Let’s now take a look at hedge fund activity in other stocks similar to Dicks Sporting Goods Inc (NYSE:DKS). These stocks are Ultrapar Participacoes SA (NYSE:UGP), RLI Corp. (NYSE:RLI), Agios Pharmaceuticals Inc (NASDAQ:AGIO), Tapestry, Inc. (NYSE:TPR), Simpson Manufacturing Co, Inc. (NYSE:SSD), Alamos Gold Inc (NYSE:AGI), and DouYu International Holdings Limited (NASDAQ:DOYU). This group of stocks’ market valuations are closest to DKS’s market valuation.
Ticker | No of HFs with positions | Total Value of HF Positions (x1000) | Change in HF Position |
---|---|---|---|
UGP | 7 | 38733 | 2 |
RLI | 20 | 160243 | 5 |
AGIO | 30 | 460464 | 7 |
TPR | 39 | 533337 | 2 |
SSD | 21 | 200223 | -5 |
AGI | 16 | 399028 | -3 |
DOYU | 15 | 77638 | 0 |
Average | 21.1 | 267095 | 1.1 |
View table here if you experience formatting issues.

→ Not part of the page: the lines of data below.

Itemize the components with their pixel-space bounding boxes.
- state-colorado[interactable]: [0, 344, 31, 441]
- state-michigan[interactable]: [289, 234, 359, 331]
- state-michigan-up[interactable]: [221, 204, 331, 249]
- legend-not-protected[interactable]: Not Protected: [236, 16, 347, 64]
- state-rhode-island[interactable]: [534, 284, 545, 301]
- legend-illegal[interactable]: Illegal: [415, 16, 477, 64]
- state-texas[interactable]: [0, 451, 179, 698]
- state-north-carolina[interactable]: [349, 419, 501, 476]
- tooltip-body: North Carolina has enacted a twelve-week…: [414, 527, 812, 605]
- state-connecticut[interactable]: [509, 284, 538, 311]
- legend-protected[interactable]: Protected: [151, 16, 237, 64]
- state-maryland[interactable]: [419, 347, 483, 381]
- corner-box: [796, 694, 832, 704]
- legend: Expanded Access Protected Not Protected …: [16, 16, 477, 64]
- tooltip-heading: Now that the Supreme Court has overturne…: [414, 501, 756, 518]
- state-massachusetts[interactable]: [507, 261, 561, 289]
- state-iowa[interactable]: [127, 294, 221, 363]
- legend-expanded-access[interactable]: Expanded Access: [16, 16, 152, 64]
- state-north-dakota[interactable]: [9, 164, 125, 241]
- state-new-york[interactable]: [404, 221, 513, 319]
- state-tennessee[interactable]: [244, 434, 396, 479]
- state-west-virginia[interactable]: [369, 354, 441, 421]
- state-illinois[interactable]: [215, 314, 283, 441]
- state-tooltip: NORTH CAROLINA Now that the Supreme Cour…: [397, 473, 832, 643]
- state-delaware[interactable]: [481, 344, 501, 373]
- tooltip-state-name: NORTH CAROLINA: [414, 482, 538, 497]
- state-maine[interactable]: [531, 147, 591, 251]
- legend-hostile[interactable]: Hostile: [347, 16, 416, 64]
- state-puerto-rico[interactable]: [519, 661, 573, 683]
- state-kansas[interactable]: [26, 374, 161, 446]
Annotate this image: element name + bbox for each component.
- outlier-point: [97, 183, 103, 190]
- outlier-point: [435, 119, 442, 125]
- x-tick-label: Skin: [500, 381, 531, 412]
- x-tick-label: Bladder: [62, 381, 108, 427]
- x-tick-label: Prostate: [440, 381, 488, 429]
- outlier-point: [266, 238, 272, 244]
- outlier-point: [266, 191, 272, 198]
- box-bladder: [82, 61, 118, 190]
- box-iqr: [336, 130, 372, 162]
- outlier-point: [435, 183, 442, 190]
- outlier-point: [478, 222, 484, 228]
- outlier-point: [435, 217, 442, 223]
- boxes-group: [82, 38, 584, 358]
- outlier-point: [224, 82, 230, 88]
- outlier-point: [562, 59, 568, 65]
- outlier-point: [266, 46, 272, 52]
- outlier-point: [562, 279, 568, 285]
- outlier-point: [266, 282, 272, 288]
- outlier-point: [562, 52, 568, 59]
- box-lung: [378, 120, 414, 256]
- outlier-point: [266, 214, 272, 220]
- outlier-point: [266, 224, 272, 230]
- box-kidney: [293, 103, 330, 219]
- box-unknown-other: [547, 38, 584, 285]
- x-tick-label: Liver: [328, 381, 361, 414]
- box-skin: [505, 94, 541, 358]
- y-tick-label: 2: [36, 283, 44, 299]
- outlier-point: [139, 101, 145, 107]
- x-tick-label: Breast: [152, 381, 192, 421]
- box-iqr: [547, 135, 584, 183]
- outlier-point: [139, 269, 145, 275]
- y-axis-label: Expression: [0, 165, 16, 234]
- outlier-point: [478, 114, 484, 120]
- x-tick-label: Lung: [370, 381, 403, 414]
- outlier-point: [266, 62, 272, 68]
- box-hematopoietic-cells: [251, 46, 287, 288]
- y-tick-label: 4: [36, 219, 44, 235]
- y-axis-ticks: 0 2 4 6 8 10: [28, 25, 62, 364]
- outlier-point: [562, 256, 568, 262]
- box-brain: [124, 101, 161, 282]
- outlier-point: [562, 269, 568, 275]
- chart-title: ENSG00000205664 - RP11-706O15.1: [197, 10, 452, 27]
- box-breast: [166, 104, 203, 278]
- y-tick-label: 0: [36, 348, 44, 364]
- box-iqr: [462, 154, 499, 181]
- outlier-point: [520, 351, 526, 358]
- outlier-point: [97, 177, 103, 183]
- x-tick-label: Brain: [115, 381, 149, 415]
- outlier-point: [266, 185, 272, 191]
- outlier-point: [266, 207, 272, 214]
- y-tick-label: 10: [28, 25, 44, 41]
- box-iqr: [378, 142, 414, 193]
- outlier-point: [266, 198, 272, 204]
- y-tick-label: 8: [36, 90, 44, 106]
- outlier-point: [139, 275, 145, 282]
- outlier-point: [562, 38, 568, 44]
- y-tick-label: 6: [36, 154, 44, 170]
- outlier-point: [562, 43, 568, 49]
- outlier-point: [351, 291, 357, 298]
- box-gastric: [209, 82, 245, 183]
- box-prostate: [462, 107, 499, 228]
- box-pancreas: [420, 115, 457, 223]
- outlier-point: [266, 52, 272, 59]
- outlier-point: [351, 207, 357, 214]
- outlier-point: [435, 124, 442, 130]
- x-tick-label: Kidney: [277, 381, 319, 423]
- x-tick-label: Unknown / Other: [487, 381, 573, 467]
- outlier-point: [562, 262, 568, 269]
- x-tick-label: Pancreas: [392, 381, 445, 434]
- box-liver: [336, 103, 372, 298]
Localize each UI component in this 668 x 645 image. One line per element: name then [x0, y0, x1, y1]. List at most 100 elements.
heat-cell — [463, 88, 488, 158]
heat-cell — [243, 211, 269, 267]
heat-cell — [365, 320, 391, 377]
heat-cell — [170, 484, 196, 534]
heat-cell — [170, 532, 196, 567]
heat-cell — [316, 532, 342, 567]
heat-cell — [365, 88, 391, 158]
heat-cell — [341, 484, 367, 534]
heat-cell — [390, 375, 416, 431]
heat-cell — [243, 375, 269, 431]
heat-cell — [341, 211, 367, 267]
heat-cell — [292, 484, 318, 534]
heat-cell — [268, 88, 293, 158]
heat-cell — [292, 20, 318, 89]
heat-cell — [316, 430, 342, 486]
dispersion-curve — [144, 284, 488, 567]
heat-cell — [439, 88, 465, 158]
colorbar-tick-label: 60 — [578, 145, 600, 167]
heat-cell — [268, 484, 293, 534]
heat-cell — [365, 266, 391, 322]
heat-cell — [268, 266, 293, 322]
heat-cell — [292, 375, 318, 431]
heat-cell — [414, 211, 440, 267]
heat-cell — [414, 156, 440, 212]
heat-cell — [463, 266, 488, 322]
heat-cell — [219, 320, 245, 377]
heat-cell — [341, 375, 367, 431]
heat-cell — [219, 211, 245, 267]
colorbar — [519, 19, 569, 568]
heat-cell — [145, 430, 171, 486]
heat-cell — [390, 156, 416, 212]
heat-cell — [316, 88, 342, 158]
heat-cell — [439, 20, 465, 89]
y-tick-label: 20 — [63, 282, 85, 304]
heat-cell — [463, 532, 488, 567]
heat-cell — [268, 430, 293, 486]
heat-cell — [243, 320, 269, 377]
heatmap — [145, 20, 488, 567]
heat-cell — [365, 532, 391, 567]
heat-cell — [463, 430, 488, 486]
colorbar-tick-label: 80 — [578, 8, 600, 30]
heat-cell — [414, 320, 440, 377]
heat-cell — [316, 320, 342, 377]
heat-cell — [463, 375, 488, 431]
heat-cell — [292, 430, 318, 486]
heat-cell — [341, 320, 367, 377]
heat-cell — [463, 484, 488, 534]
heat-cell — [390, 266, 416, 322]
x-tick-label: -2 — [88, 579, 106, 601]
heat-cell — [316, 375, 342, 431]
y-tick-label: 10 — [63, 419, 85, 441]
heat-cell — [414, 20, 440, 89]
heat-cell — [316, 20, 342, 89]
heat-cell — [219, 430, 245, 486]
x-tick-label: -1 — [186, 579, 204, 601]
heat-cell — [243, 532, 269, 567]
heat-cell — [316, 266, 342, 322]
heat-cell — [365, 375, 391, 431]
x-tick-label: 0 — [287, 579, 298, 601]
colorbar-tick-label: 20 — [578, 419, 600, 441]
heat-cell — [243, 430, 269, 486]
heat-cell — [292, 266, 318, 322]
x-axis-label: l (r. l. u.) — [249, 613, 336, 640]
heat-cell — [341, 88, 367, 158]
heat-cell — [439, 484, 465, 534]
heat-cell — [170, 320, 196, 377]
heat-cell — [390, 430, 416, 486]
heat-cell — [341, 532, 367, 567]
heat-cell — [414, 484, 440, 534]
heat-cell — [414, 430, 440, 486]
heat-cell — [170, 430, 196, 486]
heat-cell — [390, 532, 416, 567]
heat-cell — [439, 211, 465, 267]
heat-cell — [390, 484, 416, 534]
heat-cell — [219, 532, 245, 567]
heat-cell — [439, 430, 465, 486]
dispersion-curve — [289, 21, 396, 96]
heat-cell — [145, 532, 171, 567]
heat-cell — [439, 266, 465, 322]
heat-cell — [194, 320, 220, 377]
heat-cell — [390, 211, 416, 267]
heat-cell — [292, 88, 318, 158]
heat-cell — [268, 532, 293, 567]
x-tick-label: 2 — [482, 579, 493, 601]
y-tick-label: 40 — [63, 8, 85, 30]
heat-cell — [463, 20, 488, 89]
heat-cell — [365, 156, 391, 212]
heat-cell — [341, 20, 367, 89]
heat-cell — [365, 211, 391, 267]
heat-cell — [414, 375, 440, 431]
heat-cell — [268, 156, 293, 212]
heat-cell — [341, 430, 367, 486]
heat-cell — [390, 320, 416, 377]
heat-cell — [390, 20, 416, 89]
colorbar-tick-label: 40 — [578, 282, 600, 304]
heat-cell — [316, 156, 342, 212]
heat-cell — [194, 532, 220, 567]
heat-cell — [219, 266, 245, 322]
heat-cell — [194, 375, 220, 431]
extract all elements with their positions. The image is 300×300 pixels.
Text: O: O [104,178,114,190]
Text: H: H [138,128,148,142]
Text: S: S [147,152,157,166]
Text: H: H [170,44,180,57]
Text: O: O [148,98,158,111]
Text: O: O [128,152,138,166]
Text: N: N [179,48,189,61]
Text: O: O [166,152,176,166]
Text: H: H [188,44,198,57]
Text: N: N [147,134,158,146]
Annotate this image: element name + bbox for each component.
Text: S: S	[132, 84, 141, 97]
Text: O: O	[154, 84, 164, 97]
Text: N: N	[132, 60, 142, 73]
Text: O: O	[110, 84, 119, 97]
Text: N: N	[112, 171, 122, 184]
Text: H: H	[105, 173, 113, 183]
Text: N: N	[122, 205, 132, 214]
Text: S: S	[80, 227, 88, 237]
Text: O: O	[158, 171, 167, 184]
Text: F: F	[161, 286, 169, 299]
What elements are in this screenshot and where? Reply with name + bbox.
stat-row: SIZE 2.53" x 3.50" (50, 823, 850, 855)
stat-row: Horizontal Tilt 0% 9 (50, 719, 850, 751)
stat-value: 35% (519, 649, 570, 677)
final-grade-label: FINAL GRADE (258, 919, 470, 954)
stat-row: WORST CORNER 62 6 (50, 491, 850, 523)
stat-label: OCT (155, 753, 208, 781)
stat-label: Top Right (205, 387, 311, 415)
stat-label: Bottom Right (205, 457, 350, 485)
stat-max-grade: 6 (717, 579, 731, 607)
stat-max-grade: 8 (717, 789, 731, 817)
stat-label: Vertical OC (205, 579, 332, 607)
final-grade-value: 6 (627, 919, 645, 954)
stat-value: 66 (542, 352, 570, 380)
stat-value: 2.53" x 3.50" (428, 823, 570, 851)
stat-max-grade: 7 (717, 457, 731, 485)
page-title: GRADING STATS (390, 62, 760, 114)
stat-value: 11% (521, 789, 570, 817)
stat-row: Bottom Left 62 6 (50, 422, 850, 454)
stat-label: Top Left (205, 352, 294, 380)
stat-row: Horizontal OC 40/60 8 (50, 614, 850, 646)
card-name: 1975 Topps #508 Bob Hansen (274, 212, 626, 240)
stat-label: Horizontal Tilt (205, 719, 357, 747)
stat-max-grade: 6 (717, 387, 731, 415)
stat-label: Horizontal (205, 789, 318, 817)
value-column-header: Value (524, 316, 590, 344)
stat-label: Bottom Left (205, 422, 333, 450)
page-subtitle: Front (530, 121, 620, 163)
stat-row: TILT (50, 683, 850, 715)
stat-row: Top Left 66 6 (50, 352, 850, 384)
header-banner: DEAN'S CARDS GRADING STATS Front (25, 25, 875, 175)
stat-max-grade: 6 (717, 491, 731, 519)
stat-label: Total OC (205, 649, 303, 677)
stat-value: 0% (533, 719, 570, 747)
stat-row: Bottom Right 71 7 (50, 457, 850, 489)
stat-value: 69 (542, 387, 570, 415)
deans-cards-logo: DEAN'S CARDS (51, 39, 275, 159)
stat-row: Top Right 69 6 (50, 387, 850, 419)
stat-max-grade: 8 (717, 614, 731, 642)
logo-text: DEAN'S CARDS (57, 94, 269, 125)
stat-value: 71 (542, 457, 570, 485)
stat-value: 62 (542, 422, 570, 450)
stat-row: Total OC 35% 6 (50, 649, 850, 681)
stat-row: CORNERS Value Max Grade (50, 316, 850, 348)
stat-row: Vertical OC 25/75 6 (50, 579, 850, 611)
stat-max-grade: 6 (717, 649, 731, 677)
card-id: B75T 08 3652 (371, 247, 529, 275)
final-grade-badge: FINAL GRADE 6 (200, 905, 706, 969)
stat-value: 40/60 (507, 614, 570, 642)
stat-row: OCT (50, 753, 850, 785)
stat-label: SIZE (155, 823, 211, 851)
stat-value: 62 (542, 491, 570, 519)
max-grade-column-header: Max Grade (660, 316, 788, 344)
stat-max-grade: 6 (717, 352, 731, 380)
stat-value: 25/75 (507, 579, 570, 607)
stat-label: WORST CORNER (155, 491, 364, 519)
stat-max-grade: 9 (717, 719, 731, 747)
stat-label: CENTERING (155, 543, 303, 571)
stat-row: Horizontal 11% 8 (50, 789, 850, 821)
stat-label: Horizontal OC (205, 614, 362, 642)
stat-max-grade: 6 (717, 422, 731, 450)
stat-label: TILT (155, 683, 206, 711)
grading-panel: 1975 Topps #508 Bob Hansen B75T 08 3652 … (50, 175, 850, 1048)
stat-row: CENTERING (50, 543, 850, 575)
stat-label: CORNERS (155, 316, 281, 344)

As you can see these stocks had an average of 21.1 hedge funds with bullish positions and the average amount invested in these stocks was $267 million. That figure was $493 million in DKS’s case. Tapestry, Inc. (NYSE:TPR) is the most popular stock in this table. On the other hand Ultrapar Participacoes SA (NYSE:UGP) is the least popular one with only 7 bullish hedge fund positions. Compared to these stocks Dicks Sporting Goods Inc (NYSE:DKS) is more popular among hedge funds. Our overall hedge fund sentiment score for DKS is 87.3. Stocks with higher number of hedge fund positions relative to other stocks as well as relative to their historical range receive a higher sentiment score. Our calculations showed that top 10 most popular stocks among hedge funds returned 41.4% in 2019 and outperformed the S&P 500 ETF (SPY) by 10.1 percentage points. These stocks returned 33% in 2020 through the end of August but still managed to beat the market by 23.2 percentage points. Hedge funds were also right about betting on DKS as the stock returned 31.2% since the end of June and outperformed the market by an even larger margin. Hedge funds were clearly right about piling into this stock relative to other stocks with similar market capitalizations.